Bobby Fischer teaches Chess wrong exercise?

Sort:
Amohav

So I was passing through this page at Bobby Fischer teaches Chess and I think this exercise is wrong, because the book says that the mate here is possible, but gives a bad explanation.

If Black captures the first rook with his bishop and then white captures the bishop with his rook, black  will capture the second white rook and still have a rook protecting the back rank. Am I wrong or missing something?

Rodgy

So After Rc8+, Rxc8, Rxc8, Bxc8, the queen goes to d8 giving mate.

Rodgy

 

Amohav

Yeah but what if Bxc8 first instead of Rxc8? Then Black would have a rook at the end of White's combination, right?

 

Audioq
Amohav wrote:

Yeah but what if Bxc8 first instead of Rxc8? Then Black would have a rook at the end of White's combination, right?

 

No because white would not play Rxc8 if black took with the bishop first he would just mate with Qd8. See first variation posted by Roger438 above.

Amohav

Oh, now I got it LOL, thanks for the patience and explanation guys, i hadn't seen that the bishop would block the way and allow the mate

RussBell

Bobby Fischer Teaches Chess...a book review...

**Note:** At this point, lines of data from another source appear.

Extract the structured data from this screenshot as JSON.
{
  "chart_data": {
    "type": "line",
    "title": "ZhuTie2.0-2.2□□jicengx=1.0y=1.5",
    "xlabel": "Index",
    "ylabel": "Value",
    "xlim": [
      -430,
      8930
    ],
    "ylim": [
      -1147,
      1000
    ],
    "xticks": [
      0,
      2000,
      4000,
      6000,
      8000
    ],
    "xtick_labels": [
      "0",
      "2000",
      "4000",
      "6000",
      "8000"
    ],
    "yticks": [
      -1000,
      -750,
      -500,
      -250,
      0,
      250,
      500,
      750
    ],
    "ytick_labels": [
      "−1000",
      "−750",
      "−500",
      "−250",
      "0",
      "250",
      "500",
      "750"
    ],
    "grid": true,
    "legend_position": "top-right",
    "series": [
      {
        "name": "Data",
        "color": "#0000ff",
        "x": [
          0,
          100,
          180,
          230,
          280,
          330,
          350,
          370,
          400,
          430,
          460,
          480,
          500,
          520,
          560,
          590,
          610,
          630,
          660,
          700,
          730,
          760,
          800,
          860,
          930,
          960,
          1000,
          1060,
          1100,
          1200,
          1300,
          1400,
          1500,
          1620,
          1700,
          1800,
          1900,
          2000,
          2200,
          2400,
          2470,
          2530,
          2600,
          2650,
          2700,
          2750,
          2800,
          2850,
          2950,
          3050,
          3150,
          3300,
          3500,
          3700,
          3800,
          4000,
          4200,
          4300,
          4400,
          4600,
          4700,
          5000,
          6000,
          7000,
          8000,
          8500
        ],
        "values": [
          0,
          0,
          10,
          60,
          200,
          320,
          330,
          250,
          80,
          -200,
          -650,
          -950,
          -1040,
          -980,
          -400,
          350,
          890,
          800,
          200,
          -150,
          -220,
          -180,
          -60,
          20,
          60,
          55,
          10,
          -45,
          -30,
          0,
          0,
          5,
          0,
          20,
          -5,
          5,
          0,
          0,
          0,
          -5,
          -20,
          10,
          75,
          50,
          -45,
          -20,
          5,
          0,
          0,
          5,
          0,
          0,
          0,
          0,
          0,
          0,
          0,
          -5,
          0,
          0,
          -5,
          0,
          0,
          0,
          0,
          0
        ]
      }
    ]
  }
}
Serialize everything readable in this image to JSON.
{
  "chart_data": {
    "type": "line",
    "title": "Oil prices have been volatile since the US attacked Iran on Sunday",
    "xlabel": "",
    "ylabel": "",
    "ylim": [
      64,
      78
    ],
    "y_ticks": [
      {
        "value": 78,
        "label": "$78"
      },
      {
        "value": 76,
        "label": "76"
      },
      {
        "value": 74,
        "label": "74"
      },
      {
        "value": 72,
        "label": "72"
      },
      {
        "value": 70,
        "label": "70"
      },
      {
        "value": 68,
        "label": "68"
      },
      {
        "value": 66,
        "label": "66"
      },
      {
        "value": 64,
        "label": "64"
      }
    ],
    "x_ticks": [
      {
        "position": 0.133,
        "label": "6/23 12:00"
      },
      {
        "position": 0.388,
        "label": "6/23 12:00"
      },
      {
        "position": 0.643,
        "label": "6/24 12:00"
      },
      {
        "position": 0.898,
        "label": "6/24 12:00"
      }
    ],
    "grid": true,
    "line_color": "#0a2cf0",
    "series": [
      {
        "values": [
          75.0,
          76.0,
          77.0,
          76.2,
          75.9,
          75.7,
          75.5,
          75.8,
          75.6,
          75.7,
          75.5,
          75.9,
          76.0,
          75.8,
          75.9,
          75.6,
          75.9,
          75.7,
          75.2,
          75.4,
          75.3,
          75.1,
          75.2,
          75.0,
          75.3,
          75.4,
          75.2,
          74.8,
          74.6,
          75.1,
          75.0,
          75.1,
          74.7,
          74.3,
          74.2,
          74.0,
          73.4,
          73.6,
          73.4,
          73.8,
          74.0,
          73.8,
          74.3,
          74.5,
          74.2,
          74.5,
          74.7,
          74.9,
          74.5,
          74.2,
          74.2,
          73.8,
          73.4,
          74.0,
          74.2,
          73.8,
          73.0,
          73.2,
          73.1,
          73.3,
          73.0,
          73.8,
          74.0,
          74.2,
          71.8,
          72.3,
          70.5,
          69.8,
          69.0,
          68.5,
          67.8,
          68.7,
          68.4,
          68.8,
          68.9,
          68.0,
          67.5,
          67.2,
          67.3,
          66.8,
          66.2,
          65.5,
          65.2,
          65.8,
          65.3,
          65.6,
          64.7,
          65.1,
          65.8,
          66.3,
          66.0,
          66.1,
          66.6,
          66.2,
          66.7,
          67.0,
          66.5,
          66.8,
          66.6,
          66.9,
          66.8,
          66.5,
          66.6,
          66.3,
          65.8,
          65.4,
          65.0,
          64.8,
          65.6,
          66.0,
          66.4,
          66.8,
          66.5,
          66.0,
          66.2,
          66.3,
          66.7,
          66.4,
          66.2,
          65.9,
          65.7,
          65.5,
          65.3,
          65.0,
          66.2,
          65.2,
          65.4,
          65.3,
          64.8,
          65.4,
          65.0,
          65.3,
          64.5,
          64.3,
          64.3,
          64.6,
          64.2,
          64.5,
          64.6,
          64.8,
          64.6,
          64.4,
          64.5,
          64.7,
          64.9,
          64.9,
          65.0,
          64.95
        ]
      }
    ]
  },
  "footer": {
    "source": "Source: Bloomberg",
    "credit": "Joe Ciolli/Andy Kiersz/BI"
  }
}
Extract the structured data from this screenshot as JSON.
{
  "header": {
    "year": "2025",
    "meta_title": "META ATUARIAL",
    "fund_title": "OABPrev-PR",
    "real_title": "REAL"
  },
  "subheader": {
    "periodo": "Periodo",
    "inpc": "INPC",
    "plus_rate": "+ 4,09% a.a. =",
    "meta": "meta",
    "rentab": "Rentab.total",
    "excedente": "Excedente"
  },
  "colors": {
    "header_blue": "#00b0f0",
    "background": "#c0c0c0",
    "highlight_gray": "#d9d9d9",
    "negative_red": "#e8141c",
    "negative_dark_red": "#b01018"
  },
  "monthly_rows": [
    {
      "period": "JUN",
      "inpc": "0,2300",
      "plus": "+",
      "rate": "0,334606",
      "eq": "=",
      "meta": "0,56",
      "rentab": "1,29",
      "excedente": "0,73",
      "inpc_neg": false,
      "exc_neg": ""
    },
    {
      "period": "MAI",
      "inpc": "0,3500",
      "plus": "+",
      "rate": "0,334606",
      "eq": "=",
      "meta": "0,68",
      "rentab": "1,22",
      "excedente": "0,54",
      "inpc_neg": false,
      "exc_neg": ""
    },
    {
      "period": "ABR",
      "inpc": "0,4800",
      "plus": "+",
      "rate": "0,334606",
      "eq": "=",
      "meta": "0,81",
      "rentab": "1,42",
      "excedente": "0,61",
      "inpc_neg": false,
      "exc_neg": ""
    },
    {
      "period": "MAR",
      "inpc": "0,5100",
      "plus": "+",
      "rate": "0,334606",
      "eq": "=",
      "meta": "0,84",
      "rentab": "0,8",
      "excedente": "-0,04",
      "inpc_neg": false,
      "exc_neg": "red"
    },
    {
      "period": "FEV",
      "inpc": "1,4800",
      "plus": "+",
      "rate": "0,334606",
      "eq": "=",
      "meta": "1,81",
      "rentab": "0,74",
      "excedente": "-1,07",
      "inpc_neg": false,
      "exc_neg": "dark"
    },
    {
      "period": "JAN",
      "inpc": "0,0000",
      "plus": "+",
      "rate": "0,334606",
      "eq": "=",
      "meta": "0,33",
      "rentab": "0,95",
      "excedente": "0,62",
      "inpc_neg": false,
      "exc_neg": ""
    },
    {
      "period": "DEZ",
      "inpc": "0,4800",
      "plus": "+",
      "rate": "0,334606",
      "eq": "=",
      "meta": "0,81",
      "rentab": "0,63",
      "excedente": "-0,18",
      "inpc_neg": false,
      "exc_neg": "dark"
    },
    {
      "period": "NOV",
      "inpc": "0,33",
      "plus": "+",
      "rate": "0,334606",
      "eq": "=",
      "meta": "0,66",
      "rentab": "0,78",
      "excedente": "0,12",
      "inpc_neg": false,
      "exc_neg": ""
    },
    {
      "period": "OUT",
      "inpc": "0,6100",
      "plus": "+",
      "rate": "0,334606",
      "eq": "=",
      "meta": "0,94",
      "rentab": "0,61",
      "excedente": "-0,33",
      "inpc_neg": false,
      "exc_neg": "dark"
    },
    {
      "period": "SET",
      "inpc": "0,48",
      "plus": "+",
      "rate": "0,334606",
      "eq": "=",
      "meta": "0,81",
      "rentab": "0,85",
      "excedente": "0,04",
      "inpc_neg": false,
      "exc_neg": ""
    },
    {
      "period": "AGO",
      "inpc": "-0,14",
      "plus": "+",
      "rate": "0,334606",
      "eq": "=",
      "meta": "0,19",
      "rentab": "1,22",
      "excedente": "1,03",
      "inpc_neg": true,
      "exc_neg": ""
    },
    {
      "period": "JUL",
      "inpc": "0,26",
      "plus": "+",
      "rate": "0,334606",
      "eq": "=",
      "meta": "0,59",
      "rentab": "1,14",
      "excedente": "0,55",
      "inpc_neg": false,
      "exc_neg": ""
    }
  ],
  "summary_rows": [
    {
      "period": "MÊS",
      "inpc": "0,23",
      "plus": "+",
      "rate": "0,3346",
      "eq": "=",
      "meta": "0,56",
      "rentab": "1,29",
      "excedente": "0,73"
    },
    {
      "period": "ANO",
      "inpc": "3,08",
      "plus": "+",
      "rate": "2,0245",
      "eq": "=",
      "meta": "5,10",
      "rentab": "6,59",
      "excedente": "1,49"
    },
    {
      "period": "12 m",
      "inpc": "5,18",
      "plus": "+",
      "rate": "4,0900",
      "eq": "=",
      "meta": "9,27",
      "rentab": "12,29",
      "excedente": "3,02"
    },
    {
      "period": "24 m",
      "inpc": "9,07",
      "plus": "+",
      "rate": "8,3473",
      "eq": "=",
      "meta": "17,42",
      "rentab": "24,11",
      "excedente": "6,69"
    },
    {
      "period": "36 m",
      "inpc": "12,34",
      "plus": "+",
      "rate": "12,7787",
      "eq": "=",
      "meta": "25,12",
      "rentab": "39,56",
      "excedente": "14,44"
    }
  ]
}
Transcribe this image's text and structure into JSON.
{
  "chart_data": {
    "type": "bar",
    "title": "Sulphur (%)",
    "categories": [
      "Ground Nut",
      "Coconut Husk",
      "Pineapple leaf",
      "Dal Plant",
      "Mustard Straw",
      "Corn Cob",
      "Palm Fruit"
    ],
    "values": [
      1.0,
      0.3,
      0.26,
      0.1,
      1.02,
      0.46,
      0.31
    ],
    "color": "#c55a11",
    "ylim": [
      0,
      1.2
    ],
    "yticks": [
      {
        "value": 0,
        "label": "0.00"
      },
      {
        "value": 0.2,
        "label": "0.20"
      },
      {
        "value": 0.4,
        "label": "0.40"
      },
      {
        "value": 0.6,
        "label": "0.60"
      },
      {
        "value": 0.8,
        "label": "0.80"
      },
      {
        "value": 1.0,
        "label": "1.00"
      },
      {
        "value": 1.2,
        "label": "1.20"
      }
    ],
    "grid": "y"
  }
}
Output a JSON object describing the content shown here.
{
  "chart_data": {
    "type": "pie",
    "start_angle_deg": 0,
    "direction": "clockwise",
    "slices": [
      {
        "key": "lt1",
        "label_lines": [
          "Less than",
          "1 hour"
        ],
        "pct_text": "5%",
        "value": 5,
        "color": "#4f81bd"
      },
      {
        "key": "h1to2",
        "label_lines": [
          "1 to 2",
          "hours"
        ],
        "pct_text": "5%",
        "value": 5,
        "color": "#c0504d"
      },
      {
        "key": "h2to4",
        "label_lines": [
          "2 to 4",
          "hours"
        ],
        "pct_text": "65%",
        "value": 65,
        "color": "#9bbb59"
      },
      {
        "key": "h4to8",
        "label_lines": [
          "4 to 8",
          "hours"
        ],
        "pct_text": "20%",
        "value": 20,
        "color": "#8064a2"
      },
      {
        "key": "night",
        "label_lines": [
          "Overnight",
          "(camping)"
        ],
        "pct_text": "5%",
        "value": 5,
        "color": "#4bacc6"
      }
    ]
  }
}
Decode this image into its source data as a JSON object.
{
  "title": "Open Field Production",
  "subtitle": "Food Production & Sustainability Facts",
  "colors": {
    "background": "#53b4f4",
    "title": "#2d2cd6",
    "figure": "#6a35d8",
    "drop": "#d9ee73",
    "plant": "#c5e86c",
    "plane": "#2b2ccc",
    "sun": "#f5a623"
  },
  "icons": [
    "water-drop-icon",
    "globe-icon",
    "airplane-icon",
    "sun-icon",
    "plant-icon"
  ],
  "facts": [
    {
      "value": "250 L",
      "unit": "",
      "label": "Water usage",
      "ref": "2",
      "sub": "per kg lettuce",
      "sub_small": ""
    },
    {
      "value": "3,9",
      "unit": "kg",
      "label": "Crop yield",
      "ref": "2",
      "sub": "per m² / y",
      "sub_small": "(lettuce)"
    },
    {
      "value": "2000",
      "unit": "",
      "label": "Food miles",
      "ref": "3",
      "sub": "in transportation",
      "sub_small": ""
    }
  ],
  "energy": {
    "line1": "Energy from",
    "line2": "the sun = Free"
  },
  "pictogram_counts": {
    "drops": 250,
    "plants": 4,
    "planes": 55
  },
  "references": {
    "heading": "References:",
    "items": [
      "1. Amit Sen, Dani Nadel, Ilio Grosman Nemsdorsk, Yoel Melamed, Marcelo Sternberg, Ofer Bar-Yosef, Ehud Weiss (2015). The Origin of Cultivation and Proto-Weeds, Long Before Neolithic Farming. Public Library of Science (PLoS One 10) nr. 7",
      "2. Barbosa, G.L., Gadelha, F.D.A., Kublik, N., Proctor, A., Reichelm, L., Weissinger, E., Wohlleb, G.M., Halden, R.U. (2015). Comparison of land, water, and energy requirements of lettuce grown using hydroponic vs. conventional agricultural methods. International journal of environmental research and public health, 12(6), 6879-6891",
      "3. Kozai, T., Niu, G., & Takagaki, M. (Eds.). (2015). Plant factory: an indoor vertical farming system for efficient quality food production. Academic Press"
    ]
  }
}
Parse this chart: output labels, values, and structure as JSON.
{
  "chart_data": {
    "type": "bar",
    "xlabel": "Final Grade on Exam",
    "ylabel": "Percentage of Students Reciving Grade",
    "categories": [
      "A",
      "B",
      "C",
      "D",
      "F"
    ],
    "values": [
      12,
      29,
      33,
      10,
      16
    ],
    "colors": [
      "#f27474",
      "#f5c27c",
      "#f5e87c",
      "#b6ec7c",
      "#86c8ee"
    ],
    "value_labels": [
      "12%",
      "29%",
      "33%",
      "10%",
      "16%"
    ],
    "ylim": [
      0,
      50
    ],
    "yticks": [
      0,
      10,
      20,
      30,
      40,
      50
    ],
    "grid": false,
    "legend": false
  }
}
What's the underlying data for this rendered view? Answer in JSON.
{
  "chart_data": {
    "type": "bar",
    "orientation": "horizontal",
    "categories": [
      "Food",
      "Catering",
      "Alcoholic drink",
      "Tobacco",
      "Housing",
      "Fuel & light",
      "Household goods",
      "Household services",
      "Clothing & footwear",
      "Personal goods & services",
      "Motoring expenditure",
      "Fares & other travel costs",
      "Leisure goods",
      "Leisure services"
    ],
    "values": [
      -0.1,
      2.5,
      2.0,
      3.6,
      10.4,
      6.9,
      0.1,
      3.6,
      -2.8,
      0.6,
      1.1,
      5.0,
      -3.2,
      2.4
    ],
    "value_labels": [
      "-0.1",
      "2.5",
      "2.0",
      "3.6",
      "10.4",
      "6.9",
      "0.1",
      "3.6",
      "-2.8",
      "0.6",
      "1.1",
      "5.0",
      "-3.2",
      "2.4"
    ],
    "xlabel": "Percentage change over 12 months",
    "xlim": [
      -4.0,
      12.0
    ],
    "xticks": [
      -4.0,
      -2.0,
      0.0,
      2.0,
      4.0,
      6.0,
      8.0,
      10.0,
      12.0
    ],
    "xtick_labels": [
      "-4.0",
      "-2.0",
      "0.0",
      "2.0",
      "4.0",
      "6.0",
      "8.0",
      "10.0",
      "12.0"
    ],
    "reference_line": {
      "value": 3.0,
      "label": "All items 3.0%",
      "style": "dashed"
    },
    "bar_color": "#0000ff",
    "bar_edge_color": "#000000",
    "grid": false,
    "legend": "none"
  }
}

https://www.chess.com/blog/RussBell/bobby-fischer-teaches-chessa-book-review

MaxPower82
Amohav wrote:

Oh, now I got it LOL, thanks for the patience and explanation guys, i hadn't seen that the bishop would block the way and allow the mate

Now I get it too. Thanks for asking the question, I had the same wrong thinking as you. 

Lightning_Bolt_123
Amohav wrote:

So I was passing through this page at Bobby Fischer teaches Chess and I think this exercise is wrong, because the book says that the mate here is possible, but gives a bad explanation.

 

If Black captures the first rook with his bishop and then white captures the bishop with his rook, black  will capture the second white rook and still have a rook protecting the back rank. Am I wrong or missing something?

No. Well. Qd8# after al white rooks are captured.